The after-effects of the 2017 hurricanes Harvey, Irma, and Maria, as well as excess capital, are hindering positive ratings movement in the marine reinsurance sector, says Willis Re.
This was revealed in Willis Re’s 1st View report, which also said that abundant capacity across marine classes and attritional losses had curbed pressure for upwards movement in ratings. International cedants are working to expand their coverage and territorial scope, as a means to extract more value from their reinsurance partners.
Furthermore, carriers that offer cargo lines are under extreme pressure to seek increased ratings, with the impact of hurricane losses still being felt and the negative cargo results over the past few years. Reductions on cargo accounts have largely become a thing of the past, the report said.

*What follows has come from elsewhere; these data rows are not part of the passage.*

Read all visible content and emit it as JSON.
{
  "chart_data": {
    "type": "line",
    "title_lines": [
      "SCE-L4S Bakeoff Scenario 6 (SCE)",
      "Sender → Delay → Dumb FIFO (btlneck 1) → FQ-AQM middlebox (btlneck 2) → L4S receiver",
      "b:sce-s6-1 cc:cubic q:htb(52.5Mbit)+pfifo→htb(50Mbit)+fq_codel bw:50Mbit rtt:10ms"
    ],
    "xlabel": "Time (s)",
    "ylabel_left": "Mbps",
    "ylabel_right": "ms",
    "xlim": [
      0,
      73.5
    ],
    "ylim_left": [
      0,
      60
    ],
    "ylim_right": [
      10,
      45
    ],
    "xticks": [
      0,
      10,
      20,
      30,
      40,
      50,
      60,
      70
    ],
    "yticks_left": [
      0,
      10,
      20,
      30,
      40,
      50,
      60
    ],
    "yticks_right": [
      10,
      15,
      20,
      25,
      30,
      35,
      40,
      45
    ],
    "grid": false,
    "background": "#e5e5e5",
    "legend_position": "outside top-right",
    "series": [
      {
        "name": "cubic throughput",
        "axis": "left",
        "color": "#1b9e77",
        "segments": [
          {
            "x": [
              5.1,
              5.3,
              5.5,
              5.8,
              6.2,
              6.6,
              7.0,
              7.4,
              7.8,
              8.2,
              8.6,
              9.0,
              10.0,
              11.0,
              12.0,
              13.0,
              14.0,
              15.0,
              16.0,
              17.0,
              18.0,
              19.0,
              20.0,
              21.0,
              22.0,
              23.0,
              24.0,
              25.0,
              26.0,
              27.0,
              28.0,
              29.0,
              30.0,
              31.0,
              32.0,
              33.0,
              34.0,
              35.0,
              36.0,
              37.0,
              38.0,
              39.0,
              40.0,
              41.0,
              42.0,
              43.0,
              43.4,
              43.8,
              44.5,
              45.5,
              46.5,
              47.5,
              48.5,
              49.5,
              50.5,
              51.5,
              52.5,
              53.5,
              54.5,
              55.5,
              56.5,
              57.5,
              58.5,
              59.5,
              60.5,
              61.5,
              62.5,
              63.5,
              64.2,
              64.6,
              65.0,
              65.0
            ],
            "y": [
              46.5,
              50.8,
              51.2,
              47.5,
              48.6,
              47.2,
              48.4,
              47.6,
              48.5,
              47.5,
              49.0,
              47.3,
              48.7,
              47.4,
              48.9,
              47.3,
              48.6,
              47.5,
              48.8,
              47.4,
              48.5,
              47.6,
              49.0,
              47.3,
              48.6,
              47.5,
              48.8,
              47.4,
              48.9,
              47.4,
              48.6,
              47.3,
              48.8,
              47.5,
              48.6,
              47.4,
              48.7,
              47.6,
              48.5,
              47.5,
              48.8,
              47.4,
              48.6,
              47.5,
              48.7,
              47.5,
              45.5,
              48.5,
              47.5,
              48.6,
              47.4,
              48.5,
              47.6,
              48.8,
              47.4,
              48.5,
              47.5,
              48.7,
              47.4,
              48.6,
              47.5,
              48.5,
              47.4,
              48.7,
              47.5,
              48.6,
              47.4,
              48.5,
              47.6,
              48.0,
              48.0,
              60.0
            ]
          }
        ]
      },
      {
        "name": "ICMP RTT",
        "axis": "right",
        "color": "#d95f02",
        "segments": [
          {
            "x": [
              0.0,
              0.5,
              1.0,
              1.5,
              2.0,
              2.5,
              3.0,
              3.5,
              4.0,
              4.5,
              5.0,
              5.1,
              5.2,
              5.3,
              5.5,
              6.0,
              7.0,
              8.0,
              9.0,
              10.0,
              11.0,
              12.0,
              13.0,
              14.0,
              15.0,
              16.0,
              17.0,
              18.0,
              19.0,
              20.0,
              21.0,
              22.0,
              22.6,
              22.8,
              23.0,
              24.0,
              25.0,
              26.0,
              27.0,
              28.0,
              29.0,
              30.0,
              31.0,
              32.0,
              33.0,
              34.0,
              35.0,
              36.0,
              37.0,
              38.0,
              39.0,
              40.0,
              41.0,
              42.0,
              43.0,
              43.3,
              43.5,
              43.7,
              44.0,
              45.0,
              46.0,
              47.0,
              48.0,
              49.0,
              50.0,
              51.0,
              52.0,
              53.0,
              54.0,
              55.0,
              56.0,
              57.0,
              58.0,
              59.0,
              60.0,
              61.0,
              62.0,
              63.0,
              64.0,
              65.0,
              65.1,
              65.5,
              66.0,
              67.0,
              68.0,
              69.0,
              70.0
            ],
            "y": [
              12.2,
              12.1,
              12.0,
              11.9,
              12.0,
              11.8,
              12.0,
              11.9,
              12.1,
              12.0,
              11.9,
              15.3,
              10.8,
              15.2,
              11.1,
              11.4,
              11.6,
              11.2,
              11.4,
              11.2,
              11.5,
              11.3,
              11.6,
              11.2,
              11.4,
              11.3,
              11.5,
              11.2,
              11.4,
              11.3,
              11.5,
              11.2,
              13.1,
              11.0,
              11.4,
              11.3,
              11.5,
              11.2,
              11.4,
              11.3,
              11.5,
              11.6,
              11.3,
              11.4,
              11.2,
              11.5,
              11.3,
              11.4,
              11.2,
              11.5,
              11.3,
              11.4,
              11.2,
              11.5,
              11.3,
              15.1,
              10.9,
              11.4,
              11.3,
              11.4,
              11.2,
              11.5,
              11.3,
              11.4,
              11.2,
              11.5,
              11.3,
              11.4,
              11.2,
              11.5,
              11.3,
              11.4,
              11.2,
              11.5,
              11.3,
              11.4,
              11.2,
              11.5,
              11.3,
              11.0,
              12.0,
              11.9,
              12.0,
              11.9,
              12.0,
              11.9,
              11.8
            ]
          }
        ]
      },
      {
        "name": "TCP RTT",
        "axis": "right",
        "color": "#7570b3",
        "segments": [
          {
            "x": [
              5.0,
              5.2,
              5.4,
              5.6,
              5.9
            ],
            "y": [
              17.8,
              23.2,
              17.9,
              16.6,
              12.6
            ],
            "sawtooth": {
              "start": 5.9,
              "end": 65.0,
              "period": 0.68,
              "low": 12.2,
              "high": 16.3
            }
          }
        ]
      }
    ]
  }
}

However, Gulf of Mexico windstorm coverage continues to attract rating increases as reinsurers seek to redress the balance between sustainable pricing and supporting clients in challenging market conditions.
Other marine lines which have had flat to slightly improved ratings are the specie market, energy facultative reinsurers, and the P&I reinsurance market. Energy facultative insurers, in particular, have market capacity at an all-time high, allowing buyers to weigh the benefits of maintaining existing relationships against potential pricing reductions offered by alternative partners.
The P&I reinsurance market saw reinsurers hold firm on maintaining rating levels and firmly resisting requests for reductions. Reassureds are opting to focus on coverage expansion when forming renewal strategies, the report said.